By all accounts, young Bill Owens was a natural song-catcher, trawling across Texas in the 1930s, the golden era of American field recording. Hayseed and handsome, he had an excellent ear, a big heart, and no hesitation about being the only Anglo in a room. He could hear a black man beating time with a broom on a wall in East Texas and trace that beat back to Congo Square. He was known to stop his car on the side of the road to clip cactus needles to use with his secondhand Vibromaster, obsolete the day he bought it.
Old grannies with Scots-Irish names were dying off, taking their Child ballads with them. Certain phrases lit up in Owens’s ear—gloves of Spanish leather—like colored tracers, back to America’s old insurrections. Deacons in black churches were laying aside old slave spirituals or embellishing them with Chicago jump blues or Hawaiian lap steel. In those days you could still find Mexican Americans singing corridos about Pancho Villa in the alleys near the Alamo in San Antonio. He wanted to understand the whole slow contretemps of Texas history.

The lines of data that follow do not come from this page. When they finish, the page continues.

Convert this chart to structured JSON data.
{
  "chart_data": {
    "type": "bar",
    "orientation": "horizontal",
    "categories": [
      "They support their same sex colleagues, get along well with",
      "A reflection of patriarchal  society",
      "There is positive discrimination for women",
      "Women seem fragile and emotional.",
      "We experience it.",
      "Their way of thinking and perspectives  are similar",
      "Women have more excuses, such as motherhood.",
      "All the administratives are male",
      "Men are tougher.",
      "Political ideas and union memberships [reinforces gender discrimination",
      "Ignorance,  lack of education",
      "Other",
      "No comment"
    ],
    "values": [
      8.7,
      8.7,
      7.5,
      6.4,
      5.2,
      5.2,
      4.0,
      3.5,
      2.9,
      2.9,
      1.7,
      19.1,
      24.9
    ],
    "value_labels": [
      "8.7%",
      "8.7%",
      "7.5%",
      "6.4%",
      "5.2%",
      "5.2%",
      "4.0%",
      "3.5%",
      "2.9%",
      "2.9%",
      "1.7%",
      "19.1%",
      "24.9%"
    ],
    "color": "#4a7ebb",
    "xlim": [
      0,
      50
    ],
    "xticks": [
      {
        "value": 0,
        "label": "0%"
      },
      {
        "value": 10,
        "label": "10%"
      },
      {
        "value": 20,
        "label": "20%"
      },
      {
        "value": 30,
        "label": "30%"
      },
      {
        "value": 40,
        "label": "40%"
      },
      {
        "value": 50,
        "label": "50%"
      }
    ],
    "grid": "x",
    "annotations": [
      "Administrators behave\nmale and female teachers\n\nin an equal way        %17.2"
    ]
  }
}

History, it turned out, had other plans for him. If you ever find a field recording made by Owens after July 1942, nab it. It’s probably very valuable, since none made after that are known to have survived, and it could also be classified government property.
William A. Owens was born in 1905 in profound poverty on a farm in Pin Hook, a hundred or so miles northeast of Dallas, in a part of Texas already scraped clean of its best topsoil. He learned at an early age that if you listen outside the open windows of black people’s churches, you can eavesdrop on someplace bigger than your white world, hear all the way back to Africa. By the time he was a grad student at SMU in the early 1930s, Owens had the habit of wandering through Deep Ellum or east Dallas’s homeless enclaves at night, listening for the songs of transients and sometimes recording them. The songscape was already being purged of its old folklores by the peregrinations of territory bands like those fronted by Alphonso Trent out of Dallas’s Adolphus Hotel or San Antonio’s Troy Floyd in big venues like the Shadowland Ballroom or the Bagdad Supper Club.
In that decade, you could get the shit kicked out of you by Henry Ford’s goon squads up in Dallas just for talking to a union rep. If you were a Mexican female pecan-sheller in “Santonio,” you could be jailed or run out of town if you tried to organize. Owens frequented churches, pool halls, skating rinks, and front porches—anyplace where folk accustomed to hard work might congregate and make a joyful noise.